Most FOMC meetings have a rapid and real effect on the dollar - but as this week's meeting looms, investors have other concerns.
When the term first surfaced, Operation Twist got a lot of attention. The idea that the Federal Reserve might try bringing down long-term interest rates by increasing the duration of its portfolio was analyzed up and down. But now that a two-day FOMC meeting is looming and many investors think Operation Twist is on the way, it's getting a bit of a yawn in the currency markets.
"We believe this should not have any material impact on the USD since it is largely priced into the market," says Paresh Upadhyaya, director of G10 FX strategy at Bank of America Merrill Lynch. Upadhyaya pointed out in a note to clients that since Operation Twist was mentioned as a policy option in August, the dollar index has risen 4.2 percent, and says he expects that if it is implemented it will be "broadly dollar neutral."

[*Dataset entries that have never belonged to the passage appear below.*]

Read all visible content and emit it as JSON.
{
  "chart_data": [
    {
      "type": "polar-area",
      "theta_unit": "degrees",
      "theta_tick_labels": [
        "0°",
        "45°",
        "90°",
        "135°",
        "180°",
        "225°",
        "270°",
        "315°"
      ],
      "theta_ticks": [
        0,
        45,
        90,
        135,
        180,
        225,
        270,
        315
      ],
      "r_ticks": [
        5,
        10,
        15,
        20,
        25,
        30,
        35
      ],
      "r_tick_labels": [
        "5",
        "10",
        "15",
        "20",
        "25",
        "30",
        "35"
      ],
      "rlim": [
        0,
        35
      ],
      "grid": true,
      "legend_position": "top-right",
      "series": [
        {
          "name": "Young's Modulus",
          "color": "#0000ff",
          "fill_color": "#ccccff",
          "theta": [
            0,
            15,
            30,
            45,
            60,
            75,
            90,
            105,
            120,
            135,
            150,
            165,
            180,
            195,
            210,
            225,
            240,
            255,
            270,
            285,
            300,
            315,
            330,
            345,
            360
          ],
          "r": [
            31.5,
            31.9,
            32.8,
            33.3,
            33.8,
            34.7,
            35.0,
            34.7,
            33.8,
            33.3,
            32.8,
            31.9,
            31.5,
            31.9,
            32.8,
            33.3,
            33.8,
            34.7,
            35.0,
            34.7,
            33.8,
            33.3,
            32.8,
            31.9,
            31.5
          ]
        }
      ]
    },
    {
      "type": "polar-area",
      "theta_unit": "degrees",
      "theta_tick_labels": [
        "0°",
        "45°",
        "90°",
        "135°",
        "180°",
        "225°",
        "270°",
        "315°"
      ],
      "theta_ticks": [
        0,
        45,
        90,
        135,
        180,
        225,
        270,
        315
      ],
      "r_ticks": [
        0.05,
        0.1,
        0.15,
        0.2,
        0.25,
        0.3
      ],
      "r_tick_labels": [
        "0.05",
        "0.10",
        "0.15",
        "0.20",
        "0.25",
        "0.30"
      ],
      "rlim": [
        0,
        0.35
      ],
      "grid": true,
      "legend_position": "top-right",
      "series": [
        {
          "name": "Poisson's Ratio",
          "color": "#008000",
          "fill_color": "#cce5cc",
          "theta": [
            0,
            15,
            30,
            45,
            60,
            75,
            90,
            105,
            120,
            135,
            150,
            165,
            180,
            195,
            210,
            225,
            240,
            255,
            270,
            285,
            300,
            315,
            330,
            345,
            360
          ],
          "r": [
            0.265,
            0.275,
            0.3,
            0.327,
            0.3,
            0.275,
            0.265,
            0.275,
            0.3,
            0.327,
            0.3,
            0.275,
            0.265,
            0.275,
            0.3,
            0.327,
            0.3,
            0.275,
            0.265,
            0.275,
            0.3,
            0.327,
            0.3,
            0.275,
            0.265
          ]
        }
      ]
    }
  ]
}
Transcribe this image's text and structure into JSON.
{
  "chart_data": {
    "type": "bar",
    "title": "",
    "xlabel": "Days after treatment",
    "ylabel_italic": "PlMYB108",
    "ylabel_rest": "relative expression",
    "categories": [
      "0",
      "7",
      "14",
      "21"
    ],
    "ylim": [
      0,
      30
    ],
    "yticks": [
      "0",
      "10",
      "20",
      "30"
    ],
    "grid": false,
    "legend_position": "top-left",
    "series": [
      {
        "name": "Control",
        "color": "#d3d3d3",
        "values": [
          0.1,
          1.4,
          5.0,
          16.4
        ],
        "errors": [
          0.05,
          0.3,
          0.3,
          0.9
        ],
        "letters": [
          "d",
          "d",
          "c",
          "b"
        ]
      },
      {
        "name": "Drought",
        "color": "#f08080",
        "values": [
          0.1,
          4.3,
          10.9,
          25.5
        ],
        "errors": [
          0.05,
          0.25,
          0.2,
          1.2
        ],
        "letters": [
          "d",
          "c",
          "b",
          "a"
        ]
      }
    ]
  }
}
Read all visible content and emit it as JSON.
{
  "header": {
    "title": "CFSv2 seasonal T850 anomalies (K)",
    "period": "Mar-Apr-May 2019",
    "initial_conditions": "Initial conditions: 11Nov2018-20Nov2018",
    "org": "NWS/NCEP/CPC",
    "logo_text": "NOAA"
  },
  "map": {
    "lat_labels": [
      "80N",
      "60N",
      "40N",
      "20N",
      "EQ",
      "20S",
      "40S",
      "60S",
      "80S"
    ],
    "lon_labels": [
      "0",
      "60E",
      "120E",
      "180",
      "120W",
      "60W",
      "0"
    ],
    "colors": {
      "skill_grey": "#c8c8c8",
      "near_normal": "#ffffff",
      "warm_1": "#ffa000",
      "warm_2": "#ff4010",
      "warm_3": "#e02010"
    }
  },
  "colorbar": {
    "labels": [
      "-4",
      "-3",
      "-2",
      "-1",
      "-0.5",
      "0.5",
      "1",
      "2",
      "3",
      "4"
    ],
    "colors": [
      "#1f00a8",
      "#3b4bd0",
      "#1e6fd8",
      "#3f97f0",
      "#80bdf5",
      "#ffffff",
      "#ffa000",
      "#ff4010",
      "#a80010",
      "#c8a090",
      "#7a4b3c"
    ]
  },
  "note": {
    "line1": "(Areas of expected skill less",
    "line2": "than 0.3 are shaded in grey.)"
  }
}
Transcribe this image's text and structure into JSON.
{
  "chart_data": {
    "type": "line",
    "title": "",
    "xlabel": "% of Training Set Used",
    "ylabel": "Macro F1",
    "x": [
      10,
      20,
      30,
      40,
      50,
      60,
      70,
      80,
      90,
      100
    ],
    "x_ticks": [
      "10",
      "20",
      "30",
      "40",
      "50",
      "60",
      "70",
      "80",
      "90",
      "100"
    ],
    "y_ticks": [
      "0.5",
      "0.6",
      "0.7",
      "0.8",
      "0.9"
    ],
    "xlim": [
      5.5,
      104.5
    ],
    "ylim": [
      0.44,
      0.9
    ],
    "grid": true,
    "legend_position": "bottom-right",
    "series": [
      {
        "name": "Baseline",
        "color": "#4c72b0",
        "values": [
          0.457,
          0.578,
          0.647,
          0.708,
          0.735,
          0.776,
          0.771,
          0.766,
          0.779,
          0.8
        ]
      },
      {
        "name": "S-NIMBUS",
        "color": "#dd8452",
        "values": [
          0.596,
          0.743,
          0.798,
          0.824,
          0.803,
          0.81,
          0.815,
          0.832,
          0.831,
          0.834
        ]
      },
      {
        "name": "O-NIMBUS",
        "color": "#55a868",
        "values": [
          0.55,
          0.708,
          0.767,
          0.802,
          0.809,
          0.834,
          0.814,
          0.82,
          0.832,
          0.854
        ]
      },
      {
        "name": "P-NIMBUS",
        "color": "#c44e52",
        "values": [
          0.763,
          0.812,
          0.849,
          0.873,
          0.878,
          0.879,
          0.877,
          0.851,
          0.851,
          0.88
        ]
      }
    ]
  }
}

Greg Anderson, senior foreign exchange strategist at Citigroup , takes a similar view. "The USD impact should be small," he told me. There could be some short term effects, but "Financial markets are much more focused on sovereign dynamics in Europe and even growth worries in Asia than the specifics of operation twist. With offsetting fundamentals and markets focused elsewhere, I don't think Operation Twist will be much of a market mover."
Upadhyaya does think Operation Twist would lead to lower rates, which can't be bad for the economy. But for currency investors seeking a trading peg, you'd do better looking across the pond.